In other words, how many ways are there to choose four $3$-combinations of a $6$-set, such that each two combinations contain exactly one common element, modulo dihedral group $D_6$?

For example, $\{1,2,3\}, \{1,4,5\},\{2,4,6\}, \{3,5,6\}$ and $\{2,3,4\}, \{2,5,6\},\{3,5,1\}, \{4,6,1\}$ belong to the same class, but $\{1,2,3\}, \{1,4,5\},\{2,5,6\}, \{3,4,6\}$ does not.

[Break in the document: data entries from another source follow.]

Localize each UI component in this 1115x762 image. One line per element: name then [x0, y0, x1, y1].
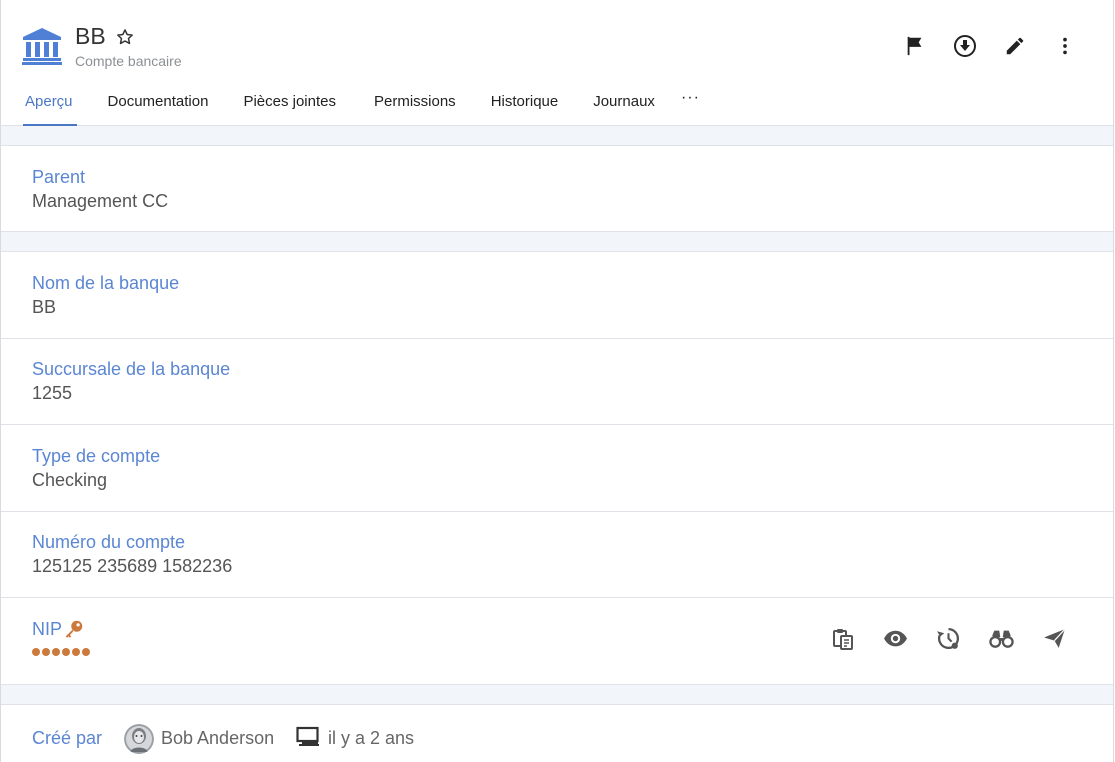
- page-subtitle: Compte bancaire: [75, 53, 182, 69]
- created-by-row: Créé par Bob Anderson il y a 2 ans: [1, 705, 1113, 762]
- pin-history-button[interactable]: [936, 626, 961, 651]
- monitor-icon: [296, 726, 319, 746]
- more-options-button[interactable]: [1053, 34, 1077, 58]
- field-bank-name: Nom de la banque BB: [1, 252, 1113, 339]
- send-icon: [1044, 628, 1066, 648]
- tab-permissions[interactable]: Permissions: [374, 88, 456, 126]
- tab-journaux[interactable]: Journaux: [593, 88, 655, 126]
- pin-dot: [62, 648, 70, 656]
- tab-historique[interactable]: Historique: [491, 88, 559, 126]
- more-vertical-icon: [1063, 37, 1067, 55]
- pin-search-button[interactable]: [989, 626, 1014, 651]
- pin-dot: [42, 648, 50, 656]
- edit-icon: [1006, 37, 1024, 55]
- reveal-pin-button[interactable]: [883, 626, 908, 651]
- field-parent: Parent Management CC: [1, 146, 1113, 232]
- field-value: 1255: [32, 383, 73, 403]
- send-pin-button[interactable]: [1042, 626, 1067, 651]
- favorite-star-icon[interactable]: [115, 27, 135, 47]
- pin-dot: [32, 648, 40, 656]
- created-by-label: Créé par: [32, 728, 103, 748]
- tab-bar: Aperçu Documentation Pièces jointes Perm…: [21, 88, 700, 126]
- masked-pin-value: [32, 648, 90, 656]
- field-label: Numéro du compte: [32, 532, 186, 552]
- section-gap: [1, 685, 1113, 705]
- edit-button[interactable]: [1003, 34, 1027, 58]
- pin-dot: [72, 648, 80, 656]
- field-label: Nom de la banque: [32, 273, 180, 293]
- creator-name[interactable]: Bob Anderson: [161, 728, 274, 749]
- field-label: Parent: [32, 167, 86, 187]
- bank-icon: [22, 28, 62, 65]
- field-account-number: Numéro du compte 125125 235689 1582236: [1, 512, 1113, 598]
- field-label: NIP: [32, 619, 63, 639]
- pin-actions: [830, 626, 1067, 651]
- copy-pin-button[interactable]: [830, 626, 855, 651]
- field-account-type: Type de compte Checking: [1, 425, 1113, 512]
- pin-dot: [52, 648, 60, 656]
- field-value: Checking: [32, 470, 108, 490]
- flag-icon: [907, 36, 922, 56]
- tab-documentation[interactable]: Documentation: [108, 88, 209, 126]
- tab-pieces-jointes[interactable]: Pièces jointes: [243, 88, 336, 126]
- header-actions: [903, 34, 1077, 58]
- pin-dot: [82, 648, 90, 656]
- flag-button[interactable]: [903, 34, 927, 58]
- key-icon: [65, 620, 83, 638]
- binoculars-icon: [989, 630, 1014, 648]
- created-time: il y a 2 ans: [328, 728, 415, 748]
- field-value: BB: [32, 297, 57, 317]
- eye-icon: [884, 630, 907, 647]
- field-value: 125125 235689 1582236: [32, 556, 233, 576]
- field-label: Type de compte: [32, 446, 161, 466]
- record-header: BB Compte bancaire Aperçu Documentation …: [1, 0, 1113, 126]
- download-button[interactable]: [953, 34, 977, 58]
- field-branch: Succursale de la banque 1255: [1, 339, 1113, 425]
- tab-more-button[interactable]: ···: [681, 88, 700, 126]
- field-label: Succursale de la banque: [32, 359, 231, 379]
- record-panel: BB Compte bancaire Aperçu Documentation …: [0, 0, 1114, 762]
- page-title: BB: [75, 23, 106, 49]
- field-value: Management CC: [32, 191, 169, 211]
- history-icon: [937, 627, 959, 650]
- tab-apercu[interactable]: Aperçu: [23, 88, 77, 126]
- section-gap: [1, 232, 1113, 252]
- avatar[interactable]: [124, 724, 154, 754]
- download-icon: [954, 35, 976, 57]
- field-pin: NIP: [1, 598, 1113, 685]
- copy-icon: [832, 628, 853, 650]
- section-gap: [1, 126, 1113, 146]
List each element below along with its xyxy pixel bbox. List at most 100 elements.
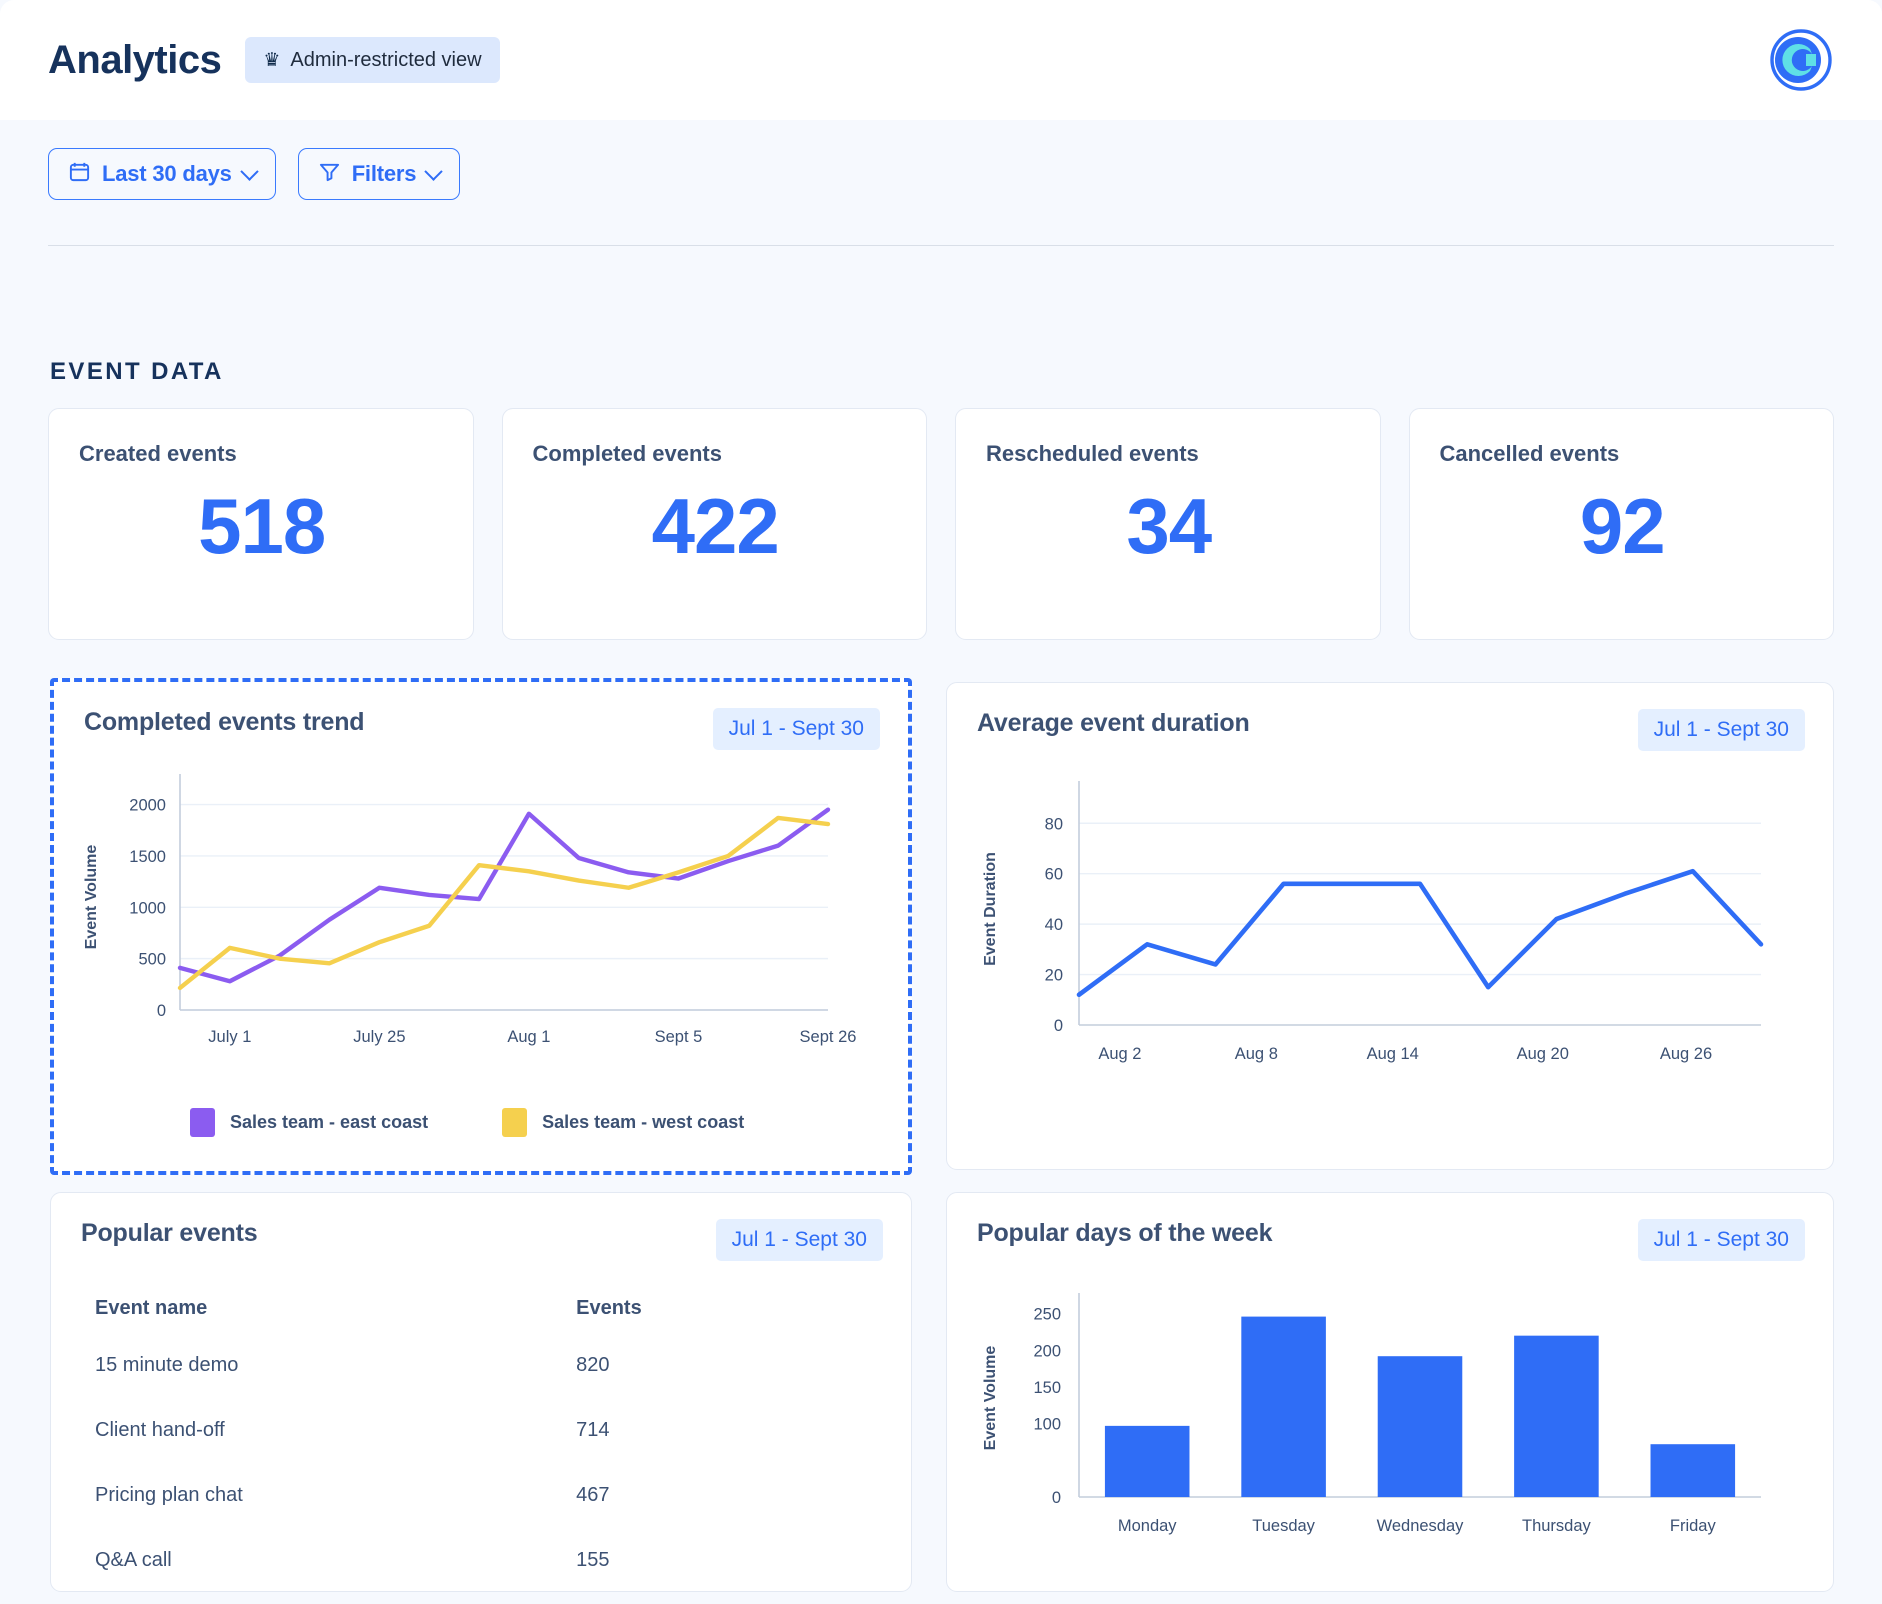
cell-events-count: 820: [576, 1354, 610, 1376]
svg-text:Aug 8: Aug 8: [1235, 1045, 1278, 1063]
svg-text:Aug 14: Aug 14: [1367, 1045, 1419, 1063]
svg-text:250: 250: [1033, 1306, 1061, 1324]
svg-text:1500: 1500: [129, 848, 166, 866]
column-header-events: Events: [576, 1297, 642, 1319]
legend-label-east-coast: Sales team - east coast: [230, 1112, 429, 1132]
svg-text:Wednesday: Wednesday: [1377, 1517, 1465, 1535]
kpi-card-completed-events: Completed events 422: [501, 408, 927, 640]
legend-item-west-coast: Sales team - west coast: [502, 1108, 744, 1137]
table-row[interactable]: Q&A call 155: [95, 1549, 871, 1604]
svg-text:150: 150: [1033, 1379, 1061, 1397]
cell-event-name: Client hand-off: [95, 1419, 225, 1441]
svg-text:2000: 2000: [129, 797, 166, 815]
panel-average-event-duration[interactable]: Average event duration Jul 1 - Sept 30 0…: [946, 682, 1834, 1170]
popular-days-bar-chart: 0 100 150 200 250 Event Volume Monday Tuesday We…: [982, 1293, 1761, 1535]
date-range-button[interactable]: Last 30 days: [48, 148, 276, 200]
svg-text:500: 500: [138, 951, 166, 969]
svg-text:200: 200: [1033, 1342, 1061, 1360]
chart-legend: Sales team - east coast Sales team - wes…: [190, 1108, 744, 1137]
cell-event-name: 15 minute demo: [95, 1354, 239, 1376]
kpi-value: 518: [198, 482, 326, 570]
chevron-down-icon: [239, 161, 259, 181]
kpi-card-cancelled-events: Cancelled events 92: [1408, 408, 1834, 640]
kpi-card-created-events: Created events 518: [48, 408, 474, 640]
filters-button[interactable]: Filters: [297, 148, 461, 200]
svg-text:0: 0: [157, 1002, 166, 1020]
legend-label-west-coast: Sales team - west coast: [542, 1112, 745, 1132]
toolbar-divider: [48, 245, 1834, 246]
svg-text:Tuesday: Tuesday: [1252, 1517, 1315, 1535]
date-range-label: Last 30 days: [102, 161, 232, 186]
page-title: Analytics: [48, 37, 222, 82]
kpi-label: Cancelled events: [1439, 441, 1620, 466]
svg-text:Friday: Friday: [1670, 1517, 1717, 1535]
table-header-row: Event name Events: [95, 1297, 871, 1354]
svg-text:Sept 26: Sept 26: [800, 1028, 857, 1046]
panel-title: Completed events trend: [84, 708, 365, 736]
panel-popular-days-of-week[interactable]: Popular days of the week Jul 1 - Sept 30…: [946, 1192, 1834, 1592]
kpi-card-grid: Created events 518 Completed events 422 …: [48, 408, 1834, 640]
legend-item-east-coast: Sales team - east coast: [190, 1108, 428, 1137]
svg-text:July 1: July 1: [208, 1028, 251, 1046]
analytics-page: Analytics ♛ Admin-restricted view Last 3…: [0, 0, 1882, 1604]
chevron-down-icon: [424, 161, 444, 181]
svg-text:Event Volume: Event Volume: [982, 1346, 999, 1451]
date-range-pill: Jul 1 - Sept 30: [1637, 709, 1805, 751]
legend-swatch-east-coast: [190, 1108, 215, 1137]
completed-events-trend-chart: 0 500 1000 1500 2000 Event Volume July 1 July 2…: [83, 774, 857, 1046]
svg-text:100: 100: [1033, 1416, 1061, 1434]
section-heading: EVENT DATA: [50, 358, 224, 385]
toolbar: Last 30 days Filters: [0, 120, 1882, 296]
table-row[interactable]: Client hand-off 714: [95, 1419, 871, 1484]
calendly-logo: [1768, 27, 1834, 93]
date-range-pill: Jul 1 - Sept 30: [712, 708, 880, 750]
svg-text:0: 0: [1054, 1017, 1063, 1035]
svg-text:Aug 1: Aug 1: [507, 1028, 550, 1046]
kpi-label: Created events: [79, 441, 237, 466]
calendar-icon: [68, 160, 91, 188]
svg-text:1000: 1000: [129, 899, 166, 917]
average-event-duration-chart: 0 20 40 60 80 Event Duration Aug 2 Aug 8 Aug 14 A…: [982, 781, 1764, 1063]
panel-title: Popular events: [81, 1219, 258, 1247]
kpi-label: Completed events: [532, 441, 723, 466]
kpi-card-rescheduled-events: Rescheduled events 34: [955, 408, 1381, 640]
table-row[interactable]: 15 minute demo 820: [95, 1354, 871, 1419]
panel-title: Average event duration: [977, 709, 1250, 737]
svg-text:July 25: July 25: [353, 1028, 405, 1046]
panel-title: Popular days of the week: [977, 1219, 1273, 1247]
svg-text:Aug 26: Aug 26: [1660, 1045, 1712, 1063]
cell-events-count: 467: [576, 1484, 610, 1506]
popular-events-table: Event name Events 15 minute demo 820 Cli…: [95, 1297, 871, 1604]
svg-text:Monday: Monday: [1118, 1517, 1177, 1535]
crown-icon: ♛: [263, 49, 281, 71]
admin-badge-label: Admin-restricted view: [290, 48, 482, 71]
svg-text:80: 80: [1045, 815, 1063, 833]
svg-text:Event Volume: Event Volume: [83, 845, 100, 950]
table-row[interactable]: Pricing plan chat 467: [95, 1484, 871, 1549]
admin-restricted-badge: ♛ Admin-restricted view: [245, 37, 500, 83]
cell-event-name: Pricing plan chat: [95, 1484, 243, 1506]
svg-text:60: 60: [1045, 866, 1063, 884]
svg-text:Aug 2: Aug 2: [1098, 1045, 1141, 1063]
svg-text:0: 0: [1052, 1489, 1061, 1507]
kpi-value: 92: [1579, 482, 1666, 570]
cell-events-count: 714: [576, 1419, 610, 1441]
kpi-value: 422: [651, 482, 780, 570]
svg-text:20: 20: [1045, 967, 1063, 985]
cell-events-count: 155: [576, 1549, 610, 1571]
date-range-pill: Jul 1 - Sept 30: [715, 1219, 883, 1261]
cell-event-name: Q&A call: [95, 1549, 172, 1571]
svg-text:Aug 20: Aug 20: [1517, 1045, 1569, 1063]
column-header-event-name: Event name: [95, 1297, 208, 1319]
legend-swatch-west-coast: [502, 1108, 528, 1137]
panel-popular-events[interactable]: Popular events Jul 1 - Sept 30 Event nam…: [50, 1192, 912, 1592]
panel-completed-events-trend[interactable]: Completed events trend Jul 1 - Sept 30 0…: [50, 678, 912, 1175]
svg-text:Sept 5: Sept 5: [655, 1028, 703, 1046]
svg-text:Thursday: Thursday: [1522, 1517, 1592, 1535]
svg-text:Event Duration: Event Duration: [982, 852, 999, 966]
funnel-icon: [318, 160, 341, 188]
kpi-label: Rescheduled events: [986, 441, 1199, 466]
kpi-value: 34: [1126, 482, 1212, 570]
date-range-pill: Jul 1 - Sept 30: [1637, 1219, 1805, 1261]
filters-label: Filters: [351, 161, 417, 186]
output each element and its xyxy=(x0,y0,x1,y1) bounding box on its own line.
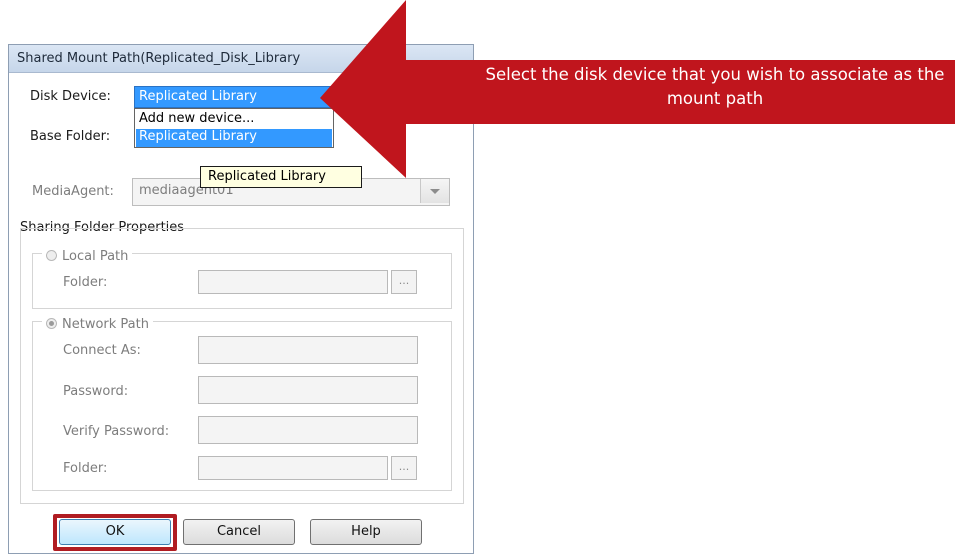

Context: I am considering partitions of a $4$-set and partially ordering them by refinement. The result is a lattice which I am trying to visualize by a $3$D graph. The most interesting part of the graph involves a square and a regular hexagon. For example: $\{1,2,3\}, \{1,4,5\},\{2,4,6\}, \{3,5,6\}$ leads to this visualization.

Edit: I have categorized all $30$ possibilities into $5$ orbits:

1. (three edges of the hexagon missing, $4$ elements) $124.135.256.346, 125.134.246.356, 135.146.236.245, 136.145.235.246.$

2. (two edges, one long diagonal missing, $6$ elements) $123.145.246.356, 124.135.236.456, 125.136.246.345, 126.135.245.346, 134.156.235.246, 135.146.234.256.$

3. (one edge, two short diagonals missing, $12$ elements) $123.145.256.346, 123.146.245.356, 124.136.235.456, 124.136.256.345, 124.156.235.346, 125.134.236.456, 125.146.234.356, 125.146.236.345, 126.134.245.356, 126.145.235.346, 134.156.236.245, 136.145.234.256.$

4. (two short and one long diagonal missing, $6$ elements) $123.146.256.345, 123.156.245.346, 124.156.236.345, 125.136.234.456, 126.134.235.456, 126.145.234.356.$

5. (three long diagonals missing, $2$ elements) $123.156.246.345, 126.135.234.456.$

Answer 1

Four triangles means twelve slots to fill. There are six vertices to place in those slots. No vertex can occur three times, because it can't occur twice in a single triangle, and if there are three triangles which share that vertex and no other then there must be six other distinct vertices. In short: by two applications of the pigeonhole principle, each vertex is in precisely two of the triangles.

Therefore each vertex has four neighbours, so is missing precisely one neighbour, and they pair up: the overall graph is $K_6$ from which three non-adjacent edges have been removed.

The possibilities for the missing edges modulo the dihedral group are:

1. Three edges of the hexagon (e.g. $0-1, 2-3, 4-5$)
2. Two edges of the hexagon and one long diagonal (e.g. $0-1, 2-5, 3-4$)
3. One edge of the hexagon and two short diagonals (e.g. $0-1, 2-4, 3-5$)
4. Two short diagonals and one long diagonal (e.g. $0-2, 1-4, 3-5$)
5. Three long diagonals (e.g. $0-3, 1-4, 2-5$)

Answer 2

First, I'll define group equivalency such that$$\{2,3,4\},\{2,5,6\},\{3,5,1\},\{4,6,1\}\equiv\{1,3,5\},\{1,4,6\},\{2,3,4\},\{2,5,6\}$$ so that we only need to consider combinations where $1$ is in each of the first two groups.

With that restriction there are $\binom{5}{2}=10$ ways to fill the first group and $\binom{3}{2}=3$ ways to fill the second. Dividing by $2$ because each is counted twice gives $\frac{10*3}{2}=15$ ways to fill the first two groups. Each will have the form $\{a,b,c\},\{a,d,e\}$ and there are $2$ ways to fill the other two groups: $\{b,d,f\},\{c,e,f\}$ and $\{b,e,f\},\{c,d,f\}$. That gives a total of $30$ distinct combinations.